The mural was completed in conjunction with the Pleasant Peninsula: Art & Activism Fair, an event Chaffer coordinated with Erika Collins.

“I hope that my art can play a part in inspiring fellow Michiganders to collective conservationist action.”

“We’re grateful that the ArtPrize jury took our event, the Pleasant Peninsula: Art & Activism Fair, into consideration as they came to their decisions,” Chaffer said. “With over 20 local artists, a dozen environmental organizations, four keynote speakers, four local bands, a ribbon cutting for the newly installed mural, and over a thousand people in attendance, our community made it clear that preserving our native ecology is a top priority here in Grand Rapids.”

While the painting process for the mural took seven days to complete, Chaffer worked to make this project a reality for nearly two years. The mural is located at 140 Monroe Center in downtown Grand Rapids.

An audience of pedestrians watch a young woman painting a mural while standing on a blue power lift machine.
People stop to watch as Maddison Chaffer works on the “Seeking a Pleasant Peninsula” mural.

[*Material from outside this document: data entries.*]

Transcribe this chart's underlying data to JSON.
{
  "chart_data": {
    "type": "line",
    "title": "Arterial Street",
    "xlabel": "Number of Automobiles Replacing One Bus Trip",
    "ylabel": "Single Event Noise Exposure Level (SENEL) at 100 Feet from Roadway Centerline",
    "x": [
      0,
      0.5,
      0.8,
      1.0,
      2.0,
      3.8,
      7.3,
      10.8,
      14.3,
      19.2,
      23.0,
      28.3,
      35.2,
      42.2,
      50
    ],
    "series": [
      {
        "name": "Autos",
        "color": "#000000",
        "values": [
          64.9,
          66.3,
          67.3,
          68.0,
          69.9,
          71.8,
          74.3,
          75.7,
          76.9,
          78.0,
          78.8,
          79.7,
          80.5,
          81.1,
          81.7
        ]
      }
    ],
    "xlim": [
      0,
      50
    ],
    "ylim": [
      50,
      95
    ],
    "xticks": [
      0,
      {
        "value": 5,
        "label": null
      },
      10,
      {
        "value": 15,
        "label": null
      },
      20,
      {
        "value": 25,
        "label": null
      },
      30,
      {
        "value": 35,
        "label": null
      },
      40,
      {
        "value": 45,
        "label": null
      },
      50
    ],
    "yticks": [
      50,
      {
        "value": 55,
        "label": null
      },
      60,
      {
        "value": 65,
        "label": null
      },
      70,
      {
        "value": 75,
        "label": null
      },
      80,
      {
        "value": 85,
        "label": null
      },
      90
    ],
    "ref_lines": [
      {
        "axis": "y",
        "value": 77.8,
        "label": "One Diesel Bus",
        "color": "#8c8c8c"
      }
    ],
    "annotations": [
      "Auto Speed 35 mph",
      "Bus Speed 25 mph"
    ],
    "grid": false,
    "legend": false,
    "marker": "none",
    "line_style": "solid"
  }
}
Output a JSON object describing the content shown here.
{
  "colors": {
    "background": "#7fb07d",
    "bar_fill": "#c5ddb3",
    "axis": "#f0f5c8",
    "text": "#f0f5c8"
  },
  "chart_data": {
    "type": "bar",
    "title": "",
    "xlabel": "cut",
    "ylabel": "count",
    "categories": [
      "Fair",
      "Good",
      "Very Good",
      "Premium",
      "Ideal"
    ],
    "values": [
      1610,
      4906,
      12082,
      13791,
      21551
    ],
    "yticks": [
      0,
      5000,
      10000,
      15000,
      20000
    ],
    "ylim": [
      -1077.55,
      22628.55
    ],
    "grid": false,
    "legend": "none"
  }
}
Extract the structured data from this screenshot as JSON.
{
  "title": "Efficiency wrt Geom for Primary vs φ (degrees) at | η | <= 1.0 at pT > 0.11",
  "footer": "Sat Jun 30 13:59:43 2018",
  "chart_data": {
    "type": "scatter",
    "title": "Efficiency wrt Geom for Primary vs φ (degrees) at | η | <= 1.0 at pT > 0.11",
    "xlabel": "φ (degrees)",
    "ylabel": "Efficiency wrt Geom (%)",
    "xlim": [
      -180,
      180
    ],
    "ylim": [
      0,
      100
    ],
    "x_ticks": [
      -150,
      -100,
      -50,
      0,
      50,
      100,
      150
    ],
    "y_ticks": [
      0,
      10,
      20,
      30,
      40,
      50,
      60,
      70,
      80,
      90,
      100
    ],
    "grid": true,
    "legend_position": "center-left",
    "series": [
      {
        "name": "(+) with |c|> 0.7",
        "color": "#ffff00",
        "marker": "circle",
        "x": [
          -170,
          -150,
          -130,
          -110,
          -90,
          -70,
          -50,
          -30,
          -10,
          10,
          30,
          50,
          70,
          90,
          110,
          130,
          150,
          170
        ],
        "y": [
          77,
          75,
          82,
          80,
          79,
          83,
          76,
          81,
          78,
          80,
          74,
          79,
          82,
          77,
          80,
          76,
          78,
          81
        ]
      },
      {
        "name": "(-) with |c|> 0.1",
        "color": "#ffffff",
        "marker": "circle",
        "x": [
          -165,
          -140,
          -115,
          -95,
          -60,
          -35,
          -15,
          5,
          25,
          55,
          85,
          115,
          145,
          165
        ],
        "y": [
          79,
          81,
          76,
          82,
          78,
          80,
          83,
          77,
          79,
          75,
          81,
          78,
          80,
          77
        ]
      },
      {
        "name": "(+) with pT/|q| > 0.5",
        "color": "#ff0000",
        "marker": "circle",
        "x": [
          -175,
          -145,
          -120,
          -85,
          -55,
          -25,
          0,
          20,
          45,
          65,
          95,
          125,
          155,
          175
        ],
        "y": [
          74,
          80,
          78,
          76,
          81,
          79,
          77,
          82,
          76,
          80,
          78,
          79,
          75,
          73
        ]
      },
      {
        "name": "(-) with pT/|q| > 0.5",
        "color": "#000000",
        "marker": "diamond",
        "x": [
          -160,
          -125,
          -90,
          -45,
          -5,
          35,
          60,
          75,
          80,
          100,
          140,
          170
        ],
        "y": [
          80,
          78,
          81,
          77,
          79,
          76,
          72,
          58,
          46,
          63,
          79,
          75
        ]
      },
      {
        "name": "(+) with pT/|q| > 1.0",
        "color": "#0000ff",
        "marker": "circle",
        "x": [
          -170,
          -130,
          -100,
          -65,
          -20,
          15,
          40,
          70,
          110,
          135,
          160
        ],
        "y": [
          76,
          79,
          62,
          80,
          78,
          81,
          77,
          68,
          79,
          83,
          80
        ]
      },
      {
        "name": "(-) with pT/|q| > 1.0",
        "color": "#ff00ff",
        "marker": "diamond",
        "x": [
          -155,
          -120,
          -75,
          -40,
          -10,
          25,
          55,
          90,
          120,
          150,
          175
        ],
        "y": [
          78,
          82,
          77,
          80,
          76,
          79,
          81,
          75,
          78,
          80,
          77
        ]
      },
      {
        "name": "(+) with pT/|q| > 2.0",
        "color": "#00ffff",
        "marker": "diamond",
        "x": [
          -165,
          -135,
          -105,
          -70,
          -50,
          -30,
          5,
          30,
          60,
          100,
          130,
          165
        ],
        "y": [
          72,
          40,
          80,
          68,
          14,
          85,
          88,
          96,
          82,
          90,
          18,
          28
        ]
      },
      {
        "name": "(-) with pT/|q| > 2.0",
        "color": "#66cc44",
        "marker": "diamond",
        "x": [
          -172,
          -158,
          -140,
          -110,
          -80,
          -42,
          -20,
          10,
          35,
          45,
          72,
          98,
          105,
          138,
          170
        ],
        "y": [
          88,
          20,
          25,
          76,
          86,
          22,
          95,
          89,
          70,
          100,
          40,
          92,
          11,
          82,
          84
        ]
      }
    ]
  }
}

“Because of the mural’s central location in downtown Grand Rapids and, in a broader sense, its centrality in the state of Michigan, we hope a fascination with our state’s evolutionary history spreads quickly among passersby,” Chaffer said. “In the long run, we anticipate that passing interest will bloom into profound gratitude, which will, in turn, inspire future ecological conservation.”

This year’s ArtPrize event ran from Sept. 15-Oct. 2. However, Chaffer’s mural will live on for much longer and can still be seen on the east side of a building off Monroe Center, across from Rosa Parks Circle.

“In the long run, we anticipate that passing interest will bloom into profound gratitude, which will, in turn, inspire future ecological conservation.”

This is the ninth mural Chaffer has created in Grand Rapids, Michigan, and Chaffer has only been creating murals since 2019. However, this isn’t the first of Chaffer’s murals to receive an award. In 2020, Chaffer was the People’s Choice winner for the mural they created at Brewery Vivant in Grand Rapids on a cylindrical silo as part of the inaugural AlePrize competition held that year. The Beer City Brewers Guild created AlePrize in 2020 in response to ArtPrize being canceled that year due to the COVID-19 pandemic.